- OPBAS’s latest annual report confirms UK Professional Body Supervisors are performing at their highest effectiveness level since the oversight regime launched in 2018.
- Despite measurable progress, OPBAS warns that enforcement actions taken by PBSs lack sufficient deterrent force to compel consistent compliance with minimum AML standards.
- Professional services firms — including those in legal, accountancy, and tax advisory sectors — remain in scope and face heightened scrutiny under the findings.
What OPBAS Has Found
The Office for Professional Body Anti-Money Laundering Supervision (OPBAS), a specialist supervisory body housed within the Financial Conduct Authority (FCA), has published its latest annual assessment of the United Kingdom’s Professional Body Supervisors (PBSs) — the trade and membership organisations tasked with ensuring their member firms comply with the UK’s anti-money laundering framework. The report confirms a sustained upward trajectory in PBS performance since OPBAS was established under the Money Laundering, Terrorist Financing and Transfer of Funds (Information on the Payer) Regulations 2017, coming into force in January 2018. PBSs are broadly demonstrating stronger governance, more structured oversight programmes, and greater engagement with risk-based supervisory methodologies than in previous assessment cycles.
The Enforcement Gap: Progress Without Proportionate Consequence
However, the headline finding carries a significant caveat. OPBAS remains materially concerned that when PBSs do identify member firms falling below the minimum standards required under the UK’s AML regime, the sanctions and corrective measures deployed are frequently not sufficiently robust to act as a genuine deterrent. This creates a structural vulnerability: supervisors may be identifying problems more effectively than ever, yet the consequences for non-compliant firms remain too modest to drive behavioural change at scale. For professional services operators — law firms, accountants, insolvency practitioners, and tax advisers among them — this signals that regulatory expectations around enforcement are likely to intensify in forthcoming OPBAS review cycles.

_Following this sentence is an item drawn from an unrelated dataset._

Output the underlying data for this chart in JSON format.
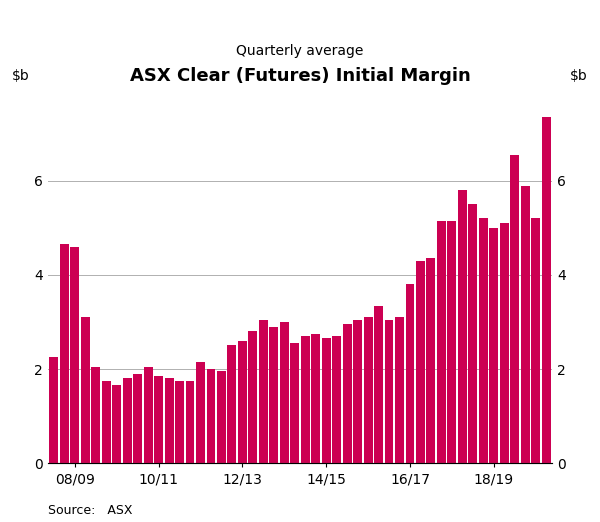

“Anti-money laundering supervisors of professional services firms are more effective than at any time since 2018 — yet enforcement still lacks the teeth to deter firms from falling short of minimum standards.”
Who Is Directly Affected
The OPBAS framework applies to 22 Professional Body Supervisors across the legal and accountancy sectors in the United Kingdom, covering tens of thousands of regulated firms. Bodies such as the Law Society, Institute of Chartered Accountants in England and Wales (ICAEW), and the Association of Accounting Technicians (AAT) fall within scope. Each PBS is individually assessed against OPBAS’s supervisory standards, meaning firms that are members of weaker-performing PBSs carry indirect regulatory risk — their supervisory environment may offer less rigorous oversight, creating potential exposure in the event of an FCA-level review or enforcement escalation.
Why This Matters for Compliance Teams and Investors
For fintech operators, payment institutions, and financial services firms whose business models involve partnerships or client relationships with professional services providers — such as legal counsel or accountancy firms — the quality of AML supervision within those sectors is not an abstract concern. Weak enforcement in adjacent regulated sectors can create systemic gaps that ultimately expose counterparties. The FCA has consistently signalled that it views gatekeepers to the financial system, including lawyers and accountants, as critical nodes in the UK’s overall defence against illicit finance. OPBAS’s findings reinforce that the FCA will continue pressing PBSs to sharpen their enforcement posture ahead of the UK’s next Financial Action Task Force (FATF) mutual evaluation, expected in 2026.
What to Watch Next
OPBAS is expected to follow its published findings with direct engagement with underperforming PBSs, and in persistent cases, may exercise its own intervention powers — including the ability to recommend that a PBS loses its supervisory status. Firms operating under PBSs that have received negative OPBAS assessments should treat this report as an early signal to audit internal AML controls, refresh risk assessments, and ensure that training and suspicious activity reporting (SAR) procedures meet current FCA guidance standards without delay.
OPBAS’s finding that enforcement “lacks teeth” is a direct warning shot ahead of the UK’s 2026 FATF evaluation — a moment when the credibility of the entire supervisory architecture will be tested on the global stage. Professional services firms that treat their PBS’s AML requirements as a low-risk box-ticking exercise are misjudging the direction of regulatory travel. With the FCA holding escalation powers over PBSs themselves, the compliance pressure will only compound downward onto member firms in the next 12 to 18 months.